最开始,义军面对的就是疯狂反扑的秦军主力。
在大将章邯、丞相李斯之子李由的率领下,秦军由骊山刑徒和边防军组成的主力,扫荡了陈胜残部后,迅速向关东扑去。他们首先攻破了最弱小的魏国,魏王咎被迫自杀,齐王田儋则死于战场上。好在齐国毕竟有充足的战略回旋余地,田儋的弟弟田荣收拾了残兵败将,逃到了东阿城中(今山东聊城东南),固守待援。而其他的齐国贵族们,则陆续前来投奔,他们将战国末期齐国的宗室田假推上王位,又让田角担任相国、田间担任将军,继续维持死亡线边缘的国家。
秦军当然不愿将唾手可得的胜利放弃,他们继续猛烈地围攻东阿城。幸好,虽然项梁厌恶这个平时事不关己、出事就到处求救的田氏齐国,但出于义军的立场,他还是毅然带领主力击破秦军的前锋,暂且缓解了东阿的压力。
没想到,被解救出来的田荣,根本没想感谢项梁,共同对付秦军,反而转身闹起了内讧——他挥兵猛攻田假,结果,这位“假”王干脆放弃王位,逃到项梁军中。于是,田荣将自己的侄子田巿重新任为齐王,自己则成了相国。
项梁对此当然无可奈何,毕竟,现在最大的敌人是秦国,田荣这种小人,只要不来找义军的麻烦,也只好暂且不去过问。而在解救东阿城的作战中,楚军第一次对阵秦军主力,却获得了战场上的优势,这一点又让项梁油然升起了别样的兴奋和希望——难道,秦军并没有传说中的那样厉害?

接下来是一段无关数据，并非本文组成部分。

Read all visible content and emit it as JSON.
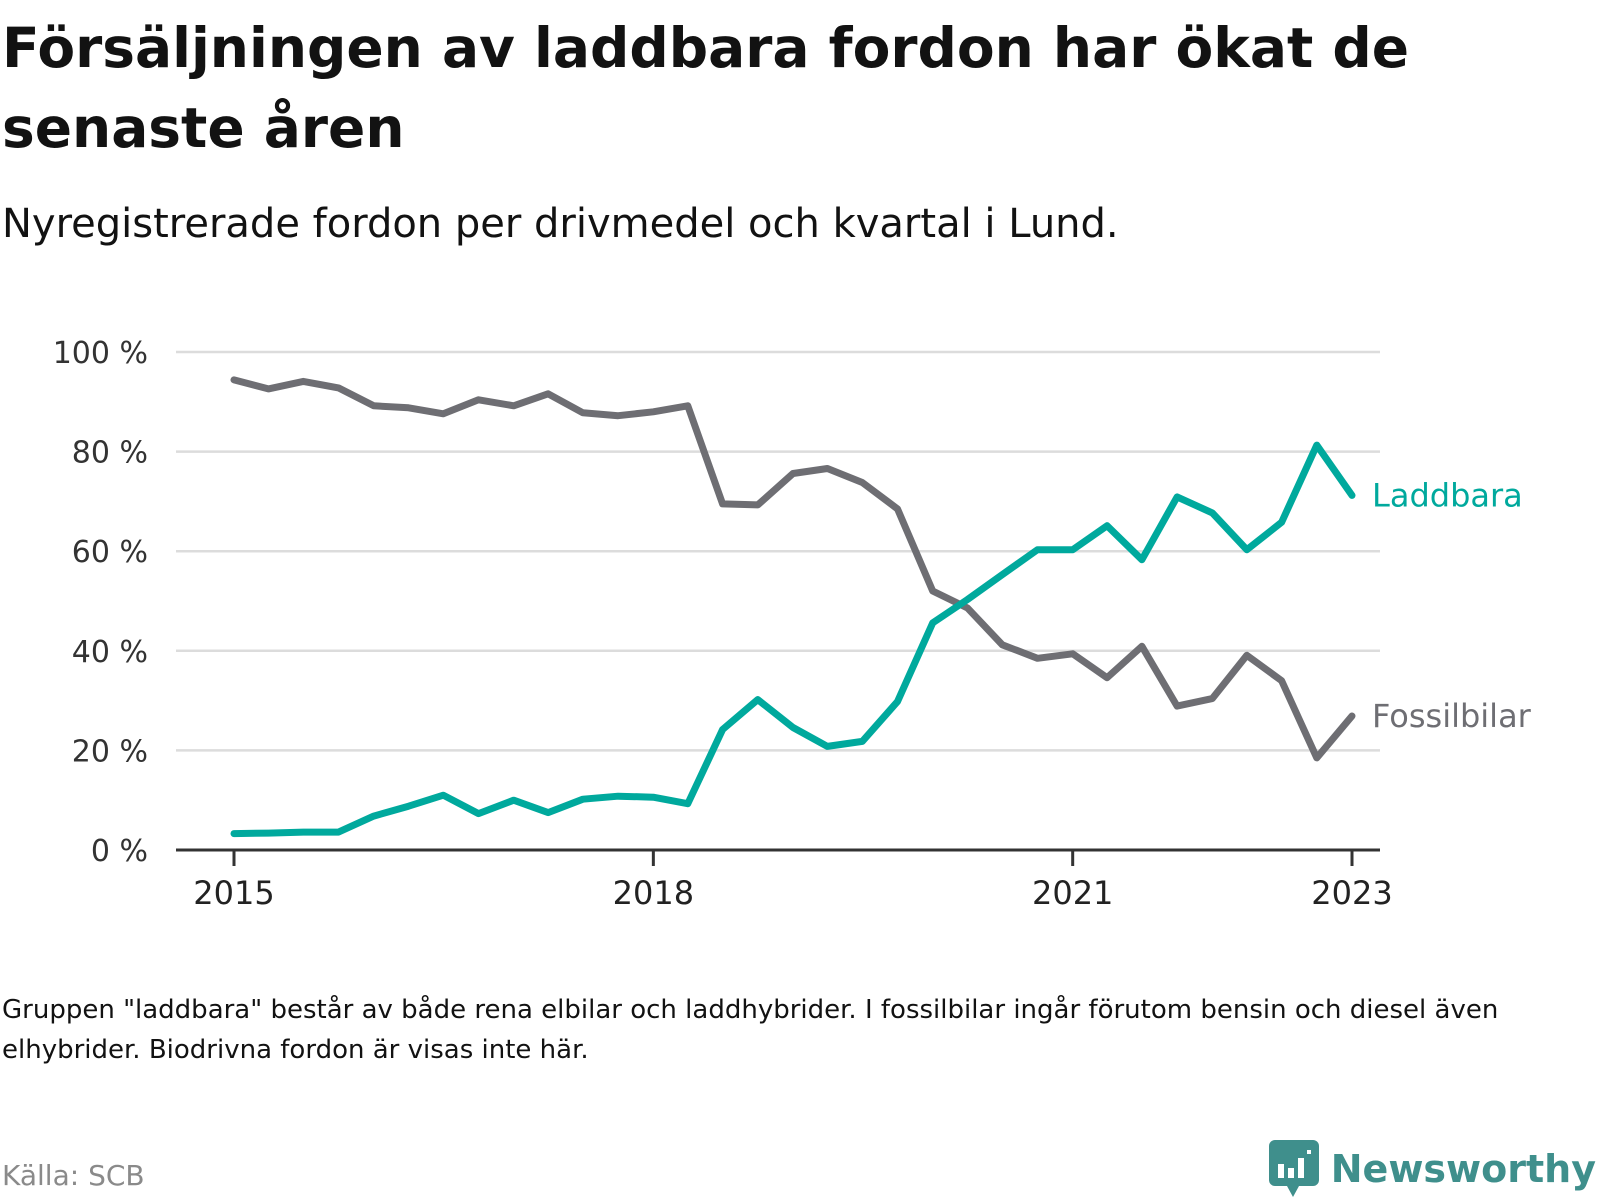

的确,经过东阿的战事,楚军士气高涨,而秦军一路攻城拔寨的锐气受到挫伤。从这点来看,项梁的判断没有错。在这样的判断下,他开始部署起反击的战役。
在项梁的计划下,一部分军队被交给项羽和刘邦率领,去攻取秦军占领的城阳(今山东甄城东南),而主力部队则由他亲自率领,向濮阳推进。

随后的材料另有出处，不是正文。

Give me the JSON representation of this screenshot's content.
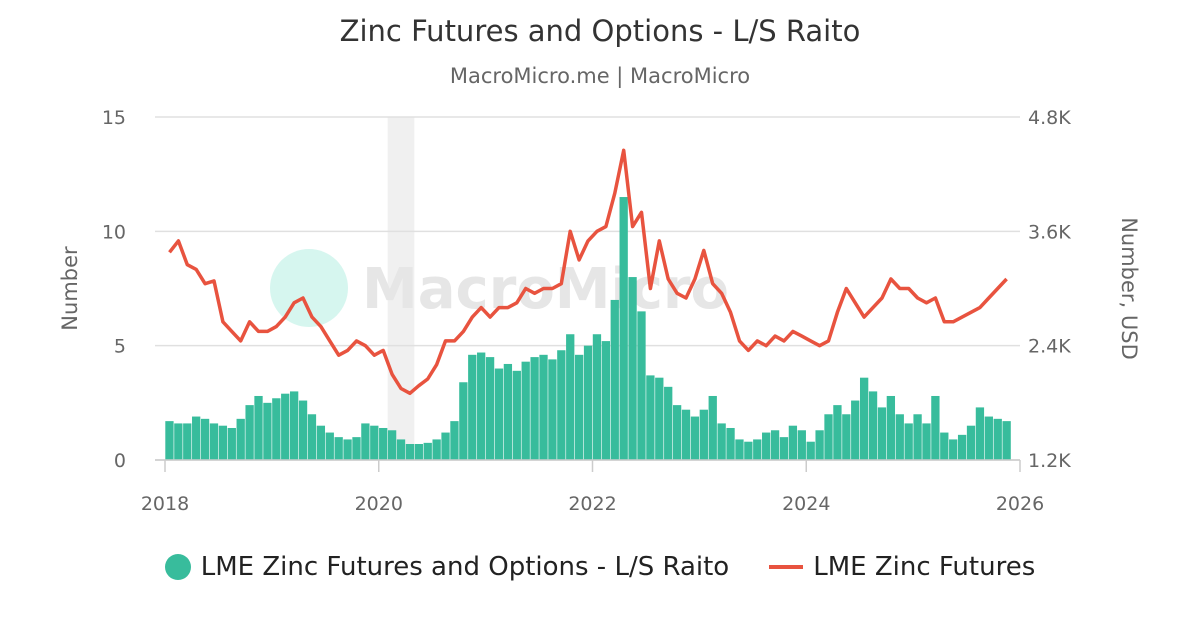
{
  "chart_data": {
    "type": "bar+line",
    "title": "Zinc Futures and Options - L/S Raito",
    "subtitle": "MacroMicro.me | MacroMicro",
    "watermark": "MacroMicro",
    "ylabel_left": "Number",
    "ylabel_right": "Number, USD",
    "ylim_left": [
      0,
      15
    ],
    "ylim_right": [
      1200,
      4800
    ],
    "yticks_left": [
      "0",
      "5",
      "10",
      "15"
    ],
    "yticks_right": [
      "1.2K",
      "2.4K",
      "3.6K",
      "4.8K"
    ],
    "xticks": [
      "2018",
      "2020",
      "2022",
      "2024",
      "2026"
    ],
    "xlim": [
      2018,
      2026
    ],
    "grid": true,
    "legend_position": "bottom",
    "shaded_periods": [
      [
        "2020-02",
        "2020-04"
      ]
    ],
    "start_month": "2018-01",
    "series": [
      {
        "name": "LME Zinc Futures and Options - L/S Raito",
        "type": "bar",
        "axis": "left",
        "color": "#38bc9c",
        "values": [
          1.7,
          1.6,
          1.6,
          1.9,
          1.8,
          1.6,
          1.5,
          1.4,
          1.8,
          2.4,
          2.8,
          2.5,
          2.7,
          2.9,
          3.0,
          2.6,
          2.0,
          1.5,
          1.2,
          1.0,
          0.9,
          1.0,
          1.6,
          1.5,
          1.4,
          1.3,
          0.9,
          0.7,
          0.7,
          0.75,
          0.9,
          1.2,
          1.7,
          3.4,
          4.6,
          4.7,
          4.5,
          4.0,
          4.2,
          3.9,
          4.3,
          4.5,
          4.6,
          4.4,
          4.8,
          5.5,
          4.6,
          5.0,
          5.5,
          5.2,
          7.0,
          11.5,
          8.0,
          6.5,
          3.7,
          3.6,
          3.2,
          2.4,
          2.2,
          1.9,
          2.2,
          2.8,
          1.6,
          1.4,
          0.9,
          0.8,
          0.9,
          1.2,
          1.3,
          1.0,
          1.5,
          1.3,
          0.8,
          1.3,
          2.0,
          2.4,
          2.0,
          2.6,
          3.6,
          3.0,
          2.3,
          2.8,
          2.0,
          1.6,
          2.0,
          1.6,
          2.8,
          1.2,
          0.9,
          1.1,
          1.5,
          2.3,
          1.9,
          1.8,
          1.7
        ]
      },
      {
        "name": "LME Zinc Futures",
        "type": "line",
        "axis": "right",
        "color": "#e8533f",
        "values": [
          3380,
          3500,
          3250,
          3200,
          3050,
          3080,
          2650,
          2550,
          2450,
          2650,
          2550,
          2550,
          2600,
          2700,
          2850,
          2900,
          2700,
          2600,
          2450,
          2300,
          2350,
          2450,
          2400,
          2300,
          2350,
          2100,
          1950,
          1900,
          1980,
          2050,
          2200,
          2450,
          2450,
          2550,
          2700,
          2800,
          2700,
          2800,
          2800,
          2850,
          3000,
          2950,
          3000,
          3000,
          3050,
          3600,
          3300,
          3500,
          3600,
          3650,
          4000,
          4450,
          3650,
          3800,
          3000,
          3500,
          3100,
          2950,
          2900,
          3100,
          3400,
          3050,
          2950,
          2750,
          2450,
          2350,
          2450,
          2400,
          2500,
          2450,
          2550,
          2500,
          2450,
          2400,
          2450,
          2750,
          3000,
          2850,
          2700,
          2800,
          2900,
          3100,
          3000,
          3000,
          2900,
          2850,
          2900,
          2650,
          2650,
          2700,
          2750,
          2800,
          2900,
          3000,
          3100
        ]
      }
    ]
  }
}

项梁方面的攻势相当猛烈,刚刚在濮阳站稳脚跟的章邯没想到对方这么快就组织起反击,结果,仓促迎战的部队迅速被击溃,秦军很快放弃了濮阳这座战略要地。几乎同时,项羽和刘邦的部队进展也相当顺利,他们攻占了城阳,然后按照项梁的授意绕过定陶,在雍丘突袭秦军,斩杀了三川郡守李由,然后回兵专攻外黄、陈留等地。
听到这样的好消息,项梁当然高兴,他决定自己带主力部队回到定陶,打算趁章邯西撤的机会,拿下这另一块战略要地。
然而,当全军上下被主帅项梁的骄傲情绪而感染时,厄运就这样不期而至了。
在一个风雨交加的夜晚,定陶城中的秦军精心准备,开城偷袭楚军大本营。结果,猝不及防的楚军一败涂地,项梁本人则被彪悍的秦军骑兵所杀。
这个消息很快传到了陈留附近的楚军营帐中。
“什么?!你胡说!”项羽一把拎起了前来报信的败兵,怒吼道,“我叔父怎么会打败仗?他从未败过!”
虽然败兵被吓得面无人色,但事实终归是事实。
项羽悲愤地一声长啸,让守卫在营帐外的卫兵也情不自禁地哆嗦了两下。
“传我的军令!”项羽瞪着布满血丝的双眼,定定地看着营帐外黑洞洞的夜色,“全军立即转向定陶,我要屠城为叔父报仇!”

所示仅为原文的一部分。